Sometimes Drupal returns HTML entities and the function blueprint_trim_text() doesn't check for them. In the end you could have something like <meta content="bla blu blub &nbsp" /> in your template, which will lead to a non valid document. Because the entity doesn't end properly.

To ensure that this doesn't happen, we have to decode all HTML entities. The following should do the trick:

  // remove any HTML or line breaks so these don't appear in the text
  $text = trim(str_replace(array("\n", "\r", "\r\n"), ' ', strip_tags(html_entity_decode($text, ENT_QUOTES, 'UTF-8'))));

Additionally I check for \r\n which should also be replaced.

Comments

designerbrent’s picture

Status: Active » Fixed

Thanks for this suggestion. I've committed it back to the code and it should show up in the download within 24hrs.
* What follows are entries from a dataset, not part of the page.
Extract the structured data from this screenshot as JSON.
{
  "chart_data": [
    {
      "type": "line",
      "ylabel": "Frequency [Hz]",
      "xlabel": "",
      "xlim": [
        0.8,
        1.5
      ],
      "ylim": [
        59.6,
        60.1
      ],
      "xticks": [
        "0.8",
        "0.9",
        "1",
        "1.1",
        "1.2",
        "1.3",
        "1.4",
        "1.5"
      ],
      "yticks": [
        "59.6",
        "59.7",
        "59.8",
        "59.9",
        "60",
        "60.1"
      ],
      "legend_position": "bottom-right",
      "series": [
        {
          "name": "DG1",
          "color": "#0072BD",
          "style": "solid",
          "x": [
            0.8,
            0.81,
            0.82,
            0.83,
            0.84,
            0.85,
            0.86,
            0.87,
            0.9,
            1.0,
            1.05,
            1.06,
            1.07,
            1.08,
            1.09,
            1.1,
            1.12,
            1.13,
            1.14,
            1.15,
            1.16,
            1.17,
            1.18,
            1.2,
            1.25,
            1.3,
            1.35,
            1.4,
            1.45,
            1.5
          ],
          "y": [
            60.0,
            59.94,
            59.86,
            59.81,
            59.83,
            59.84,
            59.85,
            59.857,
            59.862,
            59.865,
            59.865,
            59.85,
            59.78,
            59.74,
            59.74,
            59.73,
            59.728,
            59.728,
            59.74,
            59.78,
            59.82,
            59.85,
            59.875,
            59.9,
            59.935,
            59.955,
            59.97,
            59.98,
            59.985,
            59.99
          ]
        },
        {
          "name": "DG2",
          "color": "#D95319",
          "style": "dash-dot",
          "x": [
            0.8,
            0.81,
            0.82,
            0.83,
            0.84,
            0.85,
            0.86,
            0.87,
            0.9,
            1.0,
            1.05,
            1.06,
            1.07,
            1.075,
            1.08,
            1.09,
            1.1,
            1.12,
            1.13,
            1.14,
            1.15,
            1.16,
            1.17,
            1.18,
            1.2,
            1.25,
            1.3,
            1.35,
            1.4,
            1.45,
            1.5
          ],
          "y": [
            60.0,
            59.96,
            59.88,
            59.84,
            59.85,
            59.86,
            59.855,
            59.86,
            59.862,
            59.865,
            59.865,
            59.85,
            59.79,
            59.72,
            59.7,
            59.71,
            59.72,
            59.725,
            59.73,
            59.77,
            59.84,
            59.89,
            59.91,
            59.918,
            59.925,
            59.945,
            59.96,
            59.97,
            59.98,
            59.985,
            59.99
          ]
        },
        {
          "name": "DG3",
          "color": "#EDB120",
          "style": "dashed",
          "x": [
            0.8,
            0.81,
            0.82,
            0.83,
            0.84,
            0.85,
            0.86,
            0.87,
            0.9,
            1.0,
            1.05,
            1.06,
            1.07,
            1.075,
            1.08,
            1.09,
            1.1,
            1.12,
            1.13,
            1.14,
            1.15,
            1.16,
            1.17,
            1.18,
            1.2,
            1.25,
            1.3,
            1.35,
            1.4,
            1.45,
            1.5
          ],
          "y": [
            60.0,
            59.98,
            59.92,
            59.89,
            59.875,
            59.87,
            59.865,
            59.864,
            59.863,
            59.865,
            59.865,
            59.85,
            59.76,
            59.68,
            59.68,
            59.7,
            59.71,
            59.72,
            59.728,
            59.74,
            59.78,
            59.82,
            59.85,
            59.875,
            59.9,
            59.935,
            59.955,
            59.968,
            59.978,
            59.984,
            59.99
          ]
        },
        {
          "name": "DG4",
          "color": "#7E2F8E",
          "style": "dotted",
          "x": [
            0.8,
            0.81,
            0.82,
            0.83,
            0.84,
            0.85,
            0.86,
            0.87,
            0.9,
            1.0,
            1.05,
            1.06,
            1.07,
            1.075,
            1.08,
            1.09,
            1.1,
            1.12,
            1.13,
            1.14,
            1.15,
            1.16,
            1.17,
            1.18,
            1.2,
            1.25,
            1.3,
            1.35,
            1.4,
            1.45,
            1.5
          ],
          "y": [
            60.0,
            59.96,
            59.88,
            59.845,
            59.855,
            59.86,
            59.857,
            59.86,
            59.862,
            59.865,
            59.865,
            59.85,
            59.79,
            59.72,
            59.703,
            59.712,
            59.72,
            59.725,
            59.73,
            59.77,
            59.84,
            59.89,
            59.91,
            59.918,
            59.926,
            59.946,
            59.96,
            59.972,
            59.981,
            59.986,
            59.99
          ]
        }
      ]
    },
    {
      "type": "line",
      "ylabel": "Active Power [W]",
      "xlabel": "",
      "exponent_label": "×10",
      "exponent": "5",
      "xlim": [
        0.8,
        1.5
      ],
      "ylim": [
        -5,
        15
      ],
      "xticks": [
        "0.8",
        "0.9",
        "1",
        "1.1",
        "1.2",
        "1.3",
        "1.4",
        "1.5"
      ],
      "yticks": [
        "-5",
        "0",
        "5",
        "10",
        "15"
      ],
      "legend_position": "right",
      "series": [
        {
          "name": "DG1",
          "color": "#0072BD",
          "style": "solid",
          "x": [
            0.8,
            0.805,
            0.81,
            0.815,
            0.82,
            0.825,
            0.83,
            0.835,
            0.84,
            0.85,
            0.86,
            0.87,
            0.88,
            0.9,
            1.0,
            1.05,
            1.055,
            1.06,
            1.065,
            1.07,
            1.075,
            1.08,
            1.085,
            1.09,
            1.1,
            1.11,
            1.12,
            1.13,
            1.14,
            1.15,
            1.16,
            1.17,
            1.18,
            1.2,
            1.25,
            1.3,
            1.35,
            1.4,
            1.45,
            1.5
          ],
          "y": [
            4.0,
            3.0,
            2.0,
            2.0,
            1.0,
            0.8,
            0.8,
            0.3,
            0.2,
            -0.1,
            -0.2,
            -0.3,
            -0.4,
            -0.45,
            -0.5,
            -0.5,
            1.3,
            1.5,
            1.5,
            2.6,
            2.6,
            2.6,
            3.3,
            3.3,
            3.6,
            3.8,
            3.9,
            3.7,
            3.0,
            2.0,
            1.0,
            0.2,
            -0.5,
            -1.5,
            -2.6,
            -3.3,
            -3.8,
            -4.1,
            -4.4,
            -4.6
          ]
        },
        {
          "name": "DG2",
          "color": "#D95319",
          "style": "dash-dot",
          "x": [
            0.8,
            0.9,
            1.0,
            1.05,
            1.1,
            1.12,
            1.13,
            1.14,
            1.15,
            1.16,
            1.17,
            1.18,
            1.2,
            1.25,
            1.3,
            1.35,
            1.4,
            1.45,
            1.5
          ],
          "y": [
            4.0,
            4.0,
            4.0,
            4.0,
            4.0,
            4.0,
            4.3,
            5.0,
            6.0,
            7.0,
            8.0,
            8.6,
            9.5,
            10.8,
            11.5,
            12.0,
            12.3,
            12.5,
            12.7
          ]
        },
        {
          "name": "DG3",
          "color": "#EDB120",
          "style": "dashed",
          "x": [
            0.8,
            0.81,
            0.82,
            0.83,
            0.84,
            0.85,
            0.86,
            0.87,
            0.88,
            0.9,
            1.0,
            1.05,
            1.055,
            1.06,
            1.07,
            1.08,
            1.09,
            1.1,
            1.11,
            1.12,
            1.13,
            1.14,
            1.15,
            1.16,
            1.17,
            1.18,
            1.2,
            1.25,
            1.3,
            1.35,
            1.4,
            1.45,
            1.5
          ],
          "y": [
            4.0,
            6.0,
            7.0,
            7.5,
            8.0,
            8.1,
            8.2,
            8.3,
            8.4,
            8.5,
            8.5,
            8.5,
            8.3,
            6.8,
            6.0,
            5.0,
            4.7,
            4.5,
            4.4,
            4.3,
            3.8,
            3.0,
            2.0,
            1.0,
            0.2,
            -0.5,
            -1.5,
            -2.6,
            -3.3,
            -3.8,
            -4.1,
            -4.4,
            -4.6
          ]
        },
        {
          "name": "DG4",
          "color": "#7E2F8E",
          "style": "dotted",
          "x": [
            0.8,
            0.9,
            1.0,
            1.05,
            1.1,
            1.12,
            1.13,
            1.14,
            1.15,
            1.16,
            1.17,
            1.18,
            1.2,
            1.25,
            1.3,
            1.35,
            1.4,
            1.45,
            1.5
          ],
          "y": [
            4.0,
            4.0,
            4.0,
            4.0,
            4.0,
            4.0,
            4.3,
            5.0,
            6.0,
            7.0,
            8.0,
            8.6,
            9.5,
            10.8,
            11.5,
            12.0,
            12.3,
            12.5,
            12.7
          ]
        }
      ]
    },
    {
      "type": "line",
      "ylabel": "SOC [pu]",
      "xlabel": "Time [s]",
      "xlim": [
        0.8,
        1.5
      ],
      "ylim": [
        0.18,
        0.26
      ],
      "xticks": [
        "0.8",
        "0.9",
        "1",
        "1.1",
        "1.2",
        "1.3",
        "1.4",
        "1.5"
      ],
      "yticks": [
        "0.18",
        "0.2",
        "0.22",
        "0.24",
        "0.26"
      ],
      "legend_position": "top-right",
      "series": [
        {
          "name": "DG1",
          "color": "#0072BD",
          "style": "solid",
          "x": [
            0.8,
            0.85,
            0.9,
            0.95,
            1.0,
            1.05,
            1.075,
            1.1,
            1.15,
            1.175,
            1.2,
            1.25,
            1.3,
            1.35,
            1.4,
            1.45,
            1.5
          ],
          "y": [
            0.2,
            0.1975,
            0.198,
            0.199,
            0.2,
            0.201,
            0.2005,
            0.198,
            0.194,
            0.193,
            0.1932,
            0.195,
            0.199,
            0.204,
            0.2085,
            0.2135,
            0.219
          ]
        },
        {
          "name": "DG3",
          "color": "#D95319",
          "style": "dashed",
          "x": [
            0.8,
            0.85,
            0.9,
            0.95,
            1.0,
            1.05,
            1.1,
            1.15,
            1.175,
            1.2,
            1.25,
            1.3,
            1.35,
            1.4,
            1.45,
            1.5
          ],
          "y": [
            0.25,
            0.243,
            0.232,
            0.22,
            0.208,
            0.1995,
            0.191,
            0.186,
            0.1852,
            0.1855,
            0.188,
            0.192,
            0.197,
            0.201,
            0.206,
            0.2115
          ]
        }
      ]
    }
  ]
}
http://drupal.org/cvs?commit=382450

Status: Fixed » Closed (fixed)

Automatically closed -- issue fixed for 2 weeks with no activity.

VisualFox’s picture

Hi sorry to bump this thread. This is a quick fix I needed in order to remove double quote and ensure the correct spacing between word after strip_tags have done its job. I am using the 1.x branch

It's a little ugly but fixed my problem with the meta description.

/**
 * Trim a post to a certain number of characters, removing all HTML.
 */
function blueprint_trim_text($text, $length = 150) {
  
	$pat[0] = "/[\n\r\t]/"; //replace end line and tab by spage
	$pat[1] = "/[^0-9A-Za-z\!\?\.\s]/"; //replace non-alphanumeric character except for ? ! and .
	$pat[2] = "/\s\s+/";
	
	$rep[0] = " ";
	$rep[1] = "";
	$rep[2] = " ";
	
	//str_replace is ugly but needed to add some space between word after strip_tags have done its job
	$text = preg_replace($pat, $rep, trim(strip_tags(str_replace("><", "> <", html_entity_decode($text, ENT_QUOTES, 'UTF-8')))));
	
	if(strlen($text)>$length) {
		$text = trim(substr($text, 0, $length));
		
		// check to see if the last character in the title is a non-alphanumeric character, except for ? ! and .
 		// if it is strip it off so you don't get strange looking titles
		$lastchar = substr($text, -1, 1);
		
		if (preg_match('/[^0-9A-Za-z\!\?\.]/', $lastchar)) {
    		$text = substr($text, 0, -1);
 	 	}
 	 	
	  	// ? ! and . are ok to end a title with since they make sense
	  	if ($lastchar == '!' || $lastchar == '?' || $lastchar == '.') {
	    	return $text;
	    }
	    
	    $text .= '...';
	}
  
  return $text;
}

FYI: I actually didn't modify blueprint's template.php but my subtheme. I call this new function in the sub_theme_preprocess_page. If needed I can provide a working example.